The Buckets by Greg Cravens

The Buckets

Comments (19) (Please sign in to comment)

  1. ODDBALL

    ODDBALL said, over 2 years ago

    Don’t knock it. It works for the dog.

  2. formally known as doc white

    formally known as doc white said, over 2 years ago

    ^ They love the dog.

  3. Number Six

    Number Six said, over 2 years ago

    Toby’s really making a meal of it this week!

  4. Grumpy-DC

    Grumpy-DC said, over 2 years ago

    A mealy mouthed remark…

  5. Grumpy-DC

    Grumpy-DC said, over 2 years ago

    When you come to a fork, take it.

  6. OldestandWisest

    OldestandWisest said, over 2 years ago

    Only very wealthy people used all those different utensils (and probably even then only at very formal occasions.) The other 99% made do for a long time with just their fingers, then knives, spoons and forks were eventually adopted for nearly everyone. So Toby is wrong about which direction how the curve is going for people in his family income bracket.

  7. Greg Cravens

    Greg Cravens GoComics PRO Member said, over 2 years ago

    OldestandWisest, as usual, grasped the whole of the concept today. Anyone who feels the gag got past you a bit could read Bill Bryson’s ‘At Home’ or any number of other nostalgia-minded historically-themed books about home life. Chances are, everyone got the de-evolution of utensils idea, but read the book anyhow. It’s fun.

  8. Vice Admiral Allan |  youtube.com/iamallan2

    Vice Admiral Allan | youtube.com/iamallan2 said, over 2 years ago

    Oh Toby … quit trying to be a trend-resurfacer.

  9. david_42

    david_42 said, over 2 years ago

    Dog manners?

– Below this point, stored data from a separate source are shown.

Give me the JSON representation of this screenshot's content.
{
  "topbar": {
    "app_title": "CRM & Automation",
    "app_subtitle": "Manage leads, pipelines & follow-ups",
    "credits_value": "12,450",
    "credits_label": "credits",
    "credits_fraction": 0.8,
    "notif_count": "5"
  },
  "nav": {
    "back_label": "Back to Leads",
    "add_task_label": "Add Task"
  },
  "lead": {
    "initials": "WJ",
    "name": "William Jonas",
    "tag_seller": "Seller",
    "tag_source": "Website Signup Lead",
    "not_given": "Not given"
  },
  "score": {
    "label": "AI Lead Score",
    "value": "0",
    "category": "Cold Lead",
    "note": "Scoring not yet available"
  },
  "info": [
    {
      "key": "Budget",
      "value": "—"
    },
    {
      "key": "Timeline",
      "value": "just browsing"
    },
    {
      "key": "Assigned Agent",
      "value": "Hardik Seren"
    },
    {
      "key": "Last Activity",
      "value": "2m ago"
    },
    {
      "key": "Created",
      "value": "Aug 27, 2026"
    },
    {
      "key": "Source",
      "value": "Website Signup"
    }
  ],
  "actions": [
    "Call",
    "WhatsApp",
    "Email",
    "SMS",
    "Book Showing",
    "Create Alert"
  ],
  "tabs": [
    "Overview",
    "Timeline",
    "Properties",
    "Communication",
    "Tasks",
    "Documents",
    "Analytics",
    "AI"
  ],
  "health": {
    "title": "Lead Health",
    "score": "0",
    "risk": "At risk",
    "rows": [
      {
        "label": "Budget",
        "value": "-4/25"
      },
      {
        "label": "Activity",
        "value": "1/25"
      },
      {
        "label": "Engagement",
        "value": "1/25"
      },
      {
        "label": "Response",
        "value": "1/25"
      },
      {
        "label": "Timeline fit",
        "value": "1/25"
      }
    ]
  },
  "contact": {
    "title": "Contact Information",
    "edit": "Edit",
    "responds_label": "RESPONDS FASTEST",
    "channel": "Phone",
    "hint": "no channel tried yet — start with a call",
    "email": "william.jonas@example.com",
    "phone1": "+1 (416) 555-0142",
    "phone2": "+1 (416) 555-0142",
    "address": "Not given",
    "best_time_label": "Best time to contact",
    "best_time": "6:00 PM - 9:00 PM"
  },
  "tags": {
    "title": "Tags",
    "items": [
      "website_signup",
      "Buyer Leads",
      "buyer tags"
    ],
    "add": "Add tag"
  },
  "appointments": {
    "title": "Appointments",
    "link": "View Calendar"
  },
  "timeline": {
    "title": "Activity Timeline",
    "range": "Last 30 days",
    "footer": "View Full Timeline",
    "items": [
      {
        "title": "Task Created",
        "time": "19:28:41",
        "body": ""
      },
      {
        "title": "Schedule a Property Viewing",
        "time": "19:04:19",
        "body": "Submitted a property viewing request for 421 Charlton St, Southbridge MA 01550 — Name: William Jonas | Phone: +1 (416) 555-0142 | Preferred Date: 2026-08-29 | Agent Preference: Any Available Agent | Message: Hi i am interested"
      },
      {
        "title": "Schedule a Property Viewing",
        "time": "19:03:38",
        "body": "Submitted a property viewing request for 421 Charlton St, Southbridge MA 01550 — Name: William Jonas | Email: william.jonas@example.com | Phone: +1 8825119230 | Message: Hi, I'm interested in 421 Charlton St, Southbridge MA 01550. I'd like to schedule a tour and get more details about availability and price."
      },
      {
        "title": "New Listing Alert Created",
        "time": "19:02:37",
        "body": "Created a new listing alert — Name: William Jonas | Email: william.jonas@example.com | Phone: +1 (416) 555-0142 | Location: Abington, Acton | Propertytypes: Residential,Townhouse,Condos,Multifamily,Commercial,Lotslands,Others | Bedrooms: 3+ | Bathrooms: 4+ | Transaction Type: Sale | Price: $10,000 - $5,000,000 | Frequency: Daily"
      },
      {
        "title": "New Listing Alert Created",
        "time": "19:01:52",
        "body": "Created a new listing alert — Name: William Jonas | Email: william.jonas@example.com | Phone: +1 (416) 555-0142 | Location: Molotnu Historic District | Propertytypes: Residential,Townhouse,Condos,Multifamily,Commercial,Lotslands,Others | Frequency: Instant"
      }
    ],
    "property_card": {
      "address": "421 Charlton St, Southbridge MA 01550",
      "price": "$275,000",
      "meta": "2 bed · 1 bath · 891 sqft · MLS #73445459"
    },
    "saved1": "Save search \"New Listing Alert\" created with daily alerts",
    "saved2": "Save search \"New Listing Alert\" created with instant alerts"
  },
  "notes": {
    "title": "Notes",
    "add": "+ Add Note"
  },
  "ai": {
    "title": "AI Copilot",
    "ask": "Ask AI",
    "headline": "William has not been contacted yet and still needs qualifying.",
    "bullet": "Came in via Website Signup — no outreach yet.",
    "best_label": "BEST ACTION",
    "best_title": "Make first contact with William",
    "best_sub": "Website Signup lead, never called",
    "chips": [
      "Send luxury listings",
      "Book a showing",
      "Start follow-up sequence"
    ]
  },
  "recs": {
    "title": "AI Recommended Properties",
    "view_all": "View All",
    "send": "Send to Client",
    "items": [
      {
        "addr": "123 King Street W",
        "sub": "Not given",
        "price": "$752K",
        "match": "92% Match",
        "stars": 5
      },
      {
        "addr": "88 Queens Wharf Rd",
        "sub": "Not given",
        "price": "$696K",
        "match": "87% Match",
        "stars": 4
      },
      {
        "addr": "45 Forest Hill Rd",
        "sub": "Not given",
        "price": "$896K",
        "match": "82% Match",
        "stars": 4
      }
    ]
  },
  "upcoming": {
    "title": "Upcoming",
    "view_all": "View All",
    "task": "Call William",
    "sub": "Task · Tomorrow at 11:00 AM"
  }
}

More like a politician with both hooves in the public trough.

  10. ODDBALL

    ODDBALL said, over 2 years ago

    If you don’t want to eat with your fingers, fork it.

  11. Comic Minister

    Comic Minister said, over 2 years ago

    That’s a lot of utensil talk there!

  12. Number Six

    Number Six said, over 2 years ago

    @OldestandWisest

    I can still remember being an amoeba, naturally injesting microorganisms from the seawater.


    It’s really amazing when you think about how we’ve moved on.

  13. Hunter7

    Hunter7 said, over 2 years ago

    Oh, Toby, Toby, Toby.
    .
    .
    Toby.
    .
    When you are dictator of the world, you can go ahead and ban all eating utensils. Until then…… you’re stuck doing things mom’s way.
    .
    So how would we eat HOT food without burning our fingers?

  14. widgetsx3

    widgetsx3 said, over 2 years ago

    My kids would be perfectly happy with paper plates and a spork

  15. Greg Cravens

    Greg Cravens GoComics PRO Member said, over 2 years ago

    My brother took his kids to Outback Steak House. His son lifted one of those horrific looking steak knives they provide you with and said, “Now, who would give a thing like this to a kid?” Who indeed?